The aim of this paper is to review and evaluate existing policies towards intangible assets in order to derive first insights as to the policy implications of the intangible economy. We first present the current and main indicators of intangible assets used for policy-making; we outline their limitations, and show in a second step that the limitation results from a lack of (or imperfect) account for intangible assets in economic theory. The same limitations explain the limited effects of current policies towards intangibles.
At present, there is no single policy towards intangible investments; rather, existing policies aimed at favouring the development of intangible investments have been separated into different fields, corresponding to different intangible assets: policies that favour innovation, policies that favour employment and human capital, policies that favour the development of knowledge-intensive sectors, trade policy, competition and competitiveness policies. Various categories of intangible assets have been proposed and mainly include as intangibles innovation, human capital, organisational capital and knowledge.
We subsequently present what the rise in the intangible economy really means.
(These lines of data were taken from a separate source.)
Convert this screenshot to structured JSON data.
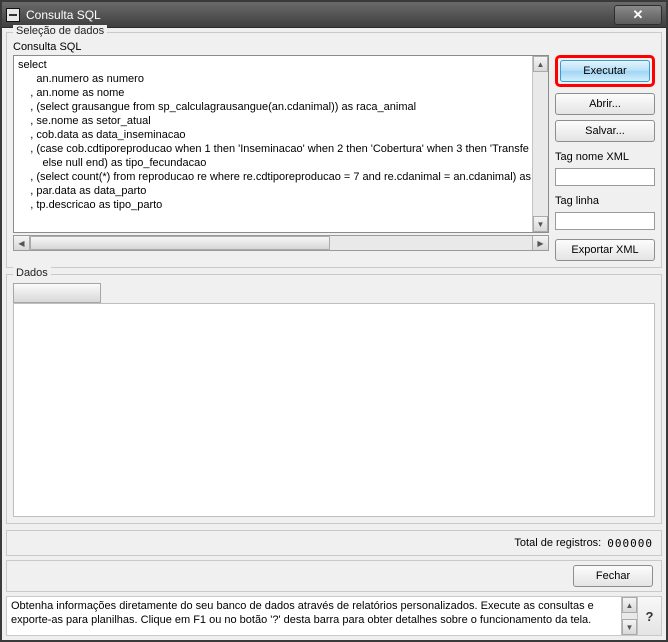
{
  "window": {
    "title": "Consulta SQL"
  },
  "selecao": {
    "label": "Seleção de dados",
    "query_label": "Consulta SQL",
    "sql": "select\n      an.numero as numero\n    , an.nome as nome\n    , (select grausangue from sp_calculagrausangue(an.cdanimal)) as raca_animal\n    , se.nome as setor_atual\n    , cob.data as data_inseminacao\n    , (case cob.cdtiporeproducao when 1 then 'Inseminacao' when 2 then 'Cobertura' when 3 then 'Transfe\n        else null end) as tipo_fecundacao\n    , (select count(*) from reproducao re where re.cdtiporeproducao = 7 and re.cdanimal = an.cdanimal) as\n    , par.data as data_parto\n    , tp.descricao as tipo_parto"
  },
  "buttons": {
    "executar": "Executar",
    "abrir": "Abrir...",
    "salvar": "Salvar...",
    "exportar": "Exportar XML",
    "fechar": "Fechar"
  },
  "labels": {
    "tag_nome_xml": "Tag nome XML",
    "tag_linha": "Tag linha",
    "dados": "Dados",
    "total_registros": "Total de registros:"
  },
  "inputs": {
    "tag_nome_xml": "",
    "tag_linha": ""
  },
  "totals": {
    "count": "000000"
  },
  "info": {
    "text": "Obtenha informações diretamente do seu banco de dados através de relatórios personalizados. Execute as consultas e exporte-as para planilhas. Clique em F1 ou no botão '?' desta barra para obter detalhes sobre o funcionamento da tela."
  }
}
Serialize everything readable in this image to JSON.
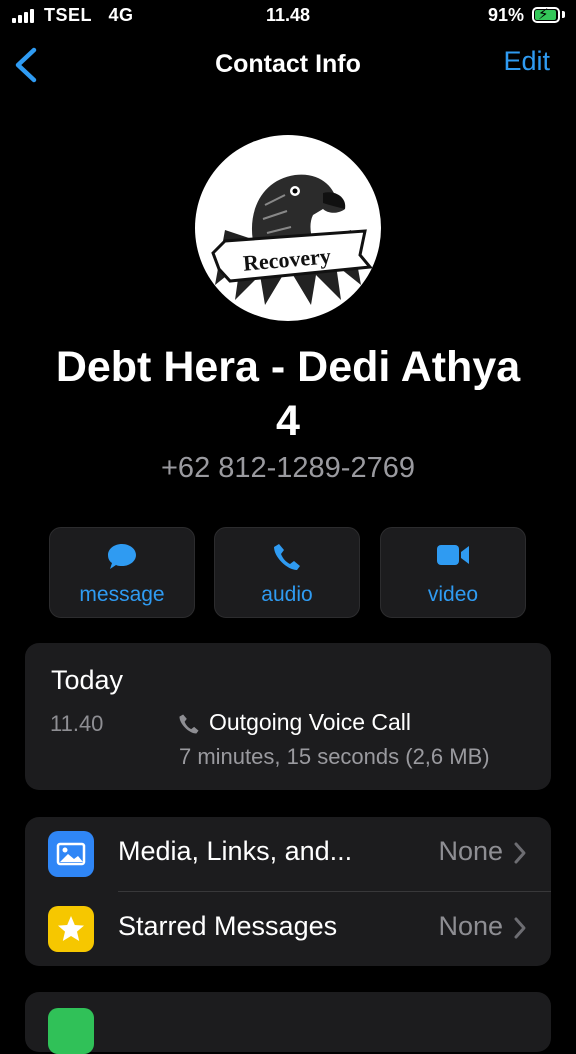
{
  "status_bar": {
    "carrier": "TSEL",
    "network": "4G",
    "time": "11.48",
    "battery": "91%",
    "battery_level": 0.91
  },
  "nav": {
    "title": "Contact Info",
    "edit_label": "Edit"
  },
  "profile": {
    "avatar_text": "Recovery",
    "name": "Debt Hera - Dedi Athya 4",
    "phone": "+62 812-1289-2769"
  },
  "actions": [
    {
      "label": "message",
      "icon": "message-icon"
    },
    {
      "label": "audio",
      "icon": "phone-icon"
    },
    {
      "label": "video",
      "icon": "video-icon"
    }
  ],
  "call_log": {
    "title": "Today",
    "time": "11.40",
    "type": "Outgoing Voice Call",
    "detail": "7 minutes, 15 seconds (2,6 MB)"
  },
  "rows": [
    {
      "label": "Media, Links, and...",
      "value": "None",
      "icon": "photo-icon",
      "color": "#2f86f6"
    },
    {
      "label": "Starred Messages",
      "value": "None",
      "icon": "star-icon",
      "color": "#f6c700"
    }
  ],
  "partial_row": {
    "icon": "speaker-icon",
    "color": "#30c158"
  },
  "colors": {
    "accent": "#2f9bf2",
    "card": "#1c1c1e",
    "background": "#000000",
    "battery_fill": "#34c759"
  }
}
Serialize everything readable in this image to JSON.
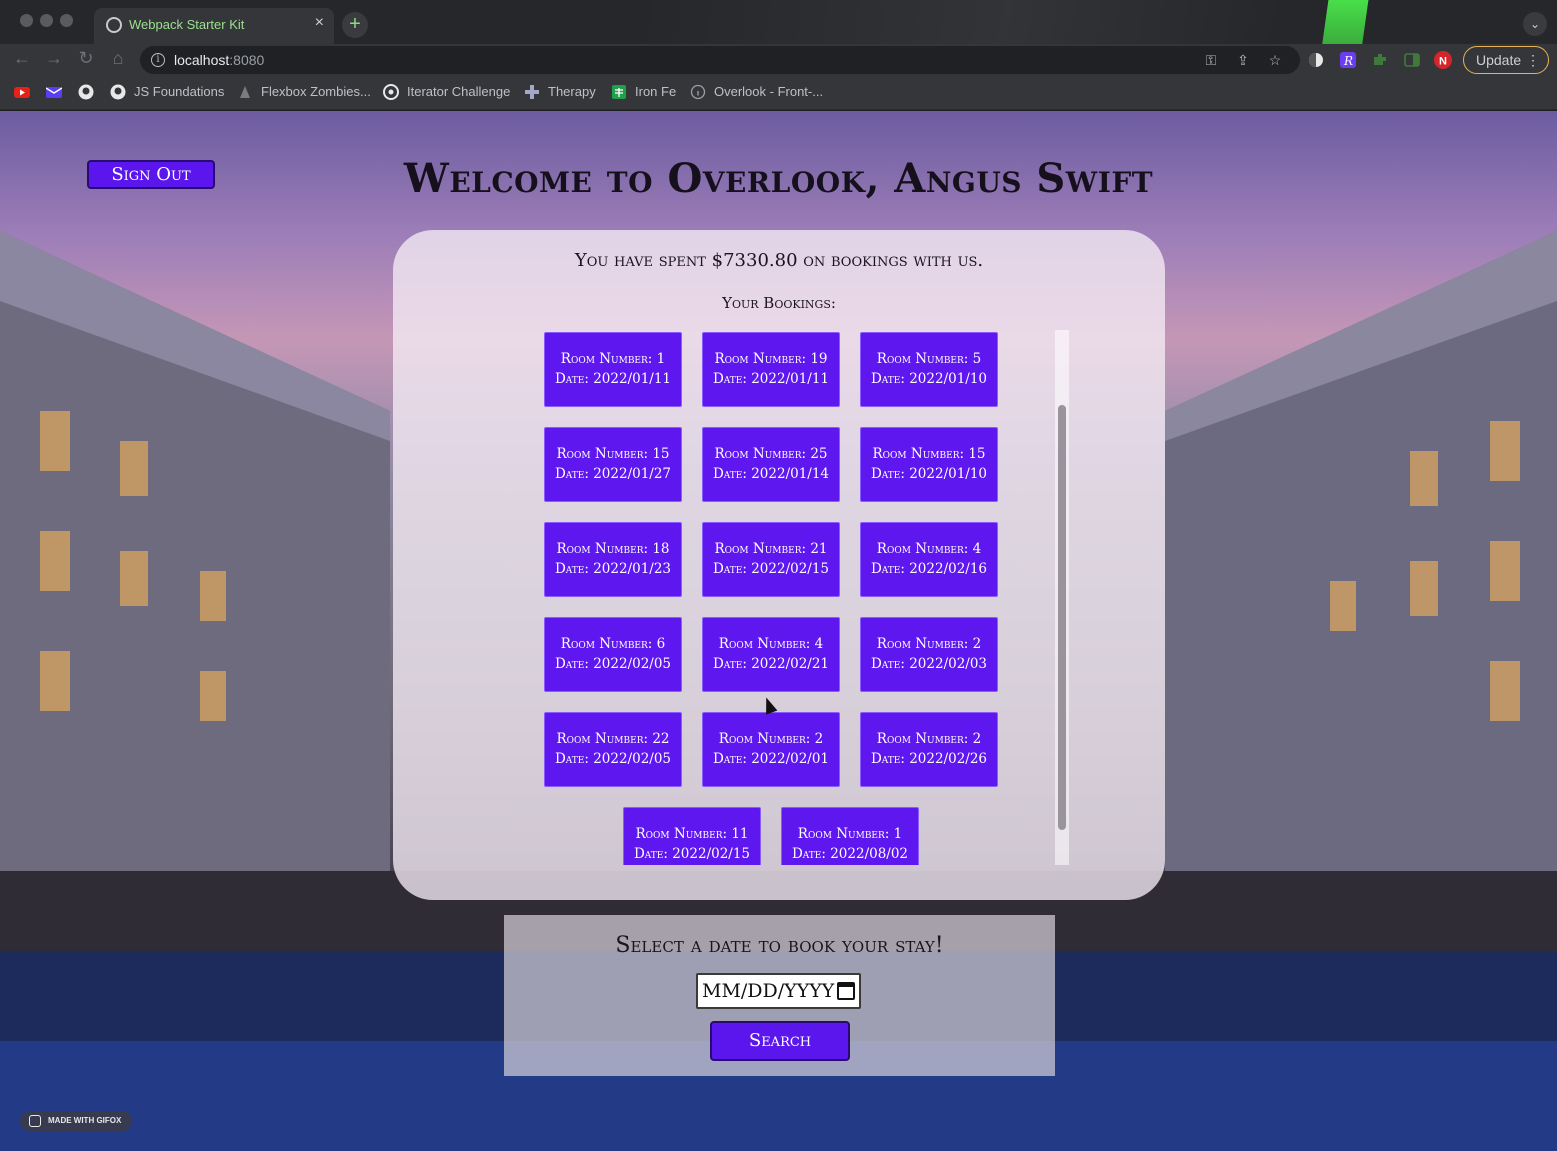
{
  "browser": {
    "tab_title": "Webpack Starter Kit",
    "tab_close": "×",
    "new_tab": "+",
    "tab_list": "⌄",
    "url_host": "localhost",
    "url_port": ":8080",
    "update_label": "Update",
    "profile_initial": "N",
    "bookmarks": [
      {
        "label": "JS Foundations"
      },
      {
        "label": "Flexbox Zombies..."
      },
      {
        "label": "Iterator Challenge"
      },
      {
        "label": "Therapy"
      },
      {
        "label": "Iron Fe"
      },
      {
        "label": "Overlook - Front-..."
      }
    ]
  },
  "page": {
    "sign_out_label": "Sign Out",
    "welcome_title": "Welcome to Overlook, Angus Swift",
    "spent_text": "You have spent $7330.80 on bookings with us.",
    "bookings_title": "Your Bookings:",
    "bookings": [
      {
        "room": "Room Number: 1",
        "date": "Date: 2022/01/11"
      },
      {
        "room": "Room Number: 19",
        "date": "Date: 2022/01/11"
      },
      {
        "room": "Room Number: 5",
        "date": "Date: 2022/01/10"
      },
      {
        "room": "Room Number: 15",
        "date": "Date: 2022/01/27"
      },
      {
        "room": "Room Number: 25",
        "date": "Date: 2022/01/14"
      },
      {
        "room": "Room Number: 15",
        "date": "Date: 2022/01/10"
      },
      {
        "room": "Room Number: 18",
        "date": "Date: 2022/01/23"
      },
      {
        "room": "Room Number: 21",
        "date": "Date: 2022/02/15"
      },
      {
        "room": "Room Number: 4",
        "date": "Date: 2022/02/16"
      },
      {
        "room": "Room Number: 6",
        "date": "Date: 2022/02/05"
      },
      {
        "room": "Room Number: 4",
        "date": "Date: 2022/02/21"
      },
      {
        "room": "Room Number: 2",
        "date": "Date: 2022/02/03"
      },
      {
        "room": "Room Number: 22",
        "date": "Date: 2022/02/05"
      },
      {
        "room": "Room Number: 2",
        "date": "Date: 2022/02/01"
      },
      {
        "room": "Room Number: 2",
        "date": "Date: 2022/02/26"
      },
      {
        "room": "Room Number: 11",
        "date": "Date: 2022/02/15"
      },
      {
        "room": "Room Number: 1",
        "date": "Date: 2022/08/02"
      }
    ],
    "book_title": "Select a date to book your stay!",
    "date_placeholder": "MM/DD/YYYY",
    "search_label": "Search",
    "gifox_label": "MADE WITH GIFOX"
  },
  "colors": {
    "accent": "#5a16ec",
    "booking_card": "#5f17f0"
  }
}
It is not just that firms are trying to measure some assets that were previously neglected, and that national accounts and consequently policy should be adapted accordingly if better measures are found. The real meaning of the rise in intangible assets is that a new paradigm, a new way of organising production and creating value has appeared and has important implications for the policy framework defined in economic theory and therefore for policy recommendations.
Hence the importance for national and European policy makers to understand the new paradigm and adapt policy accordingly.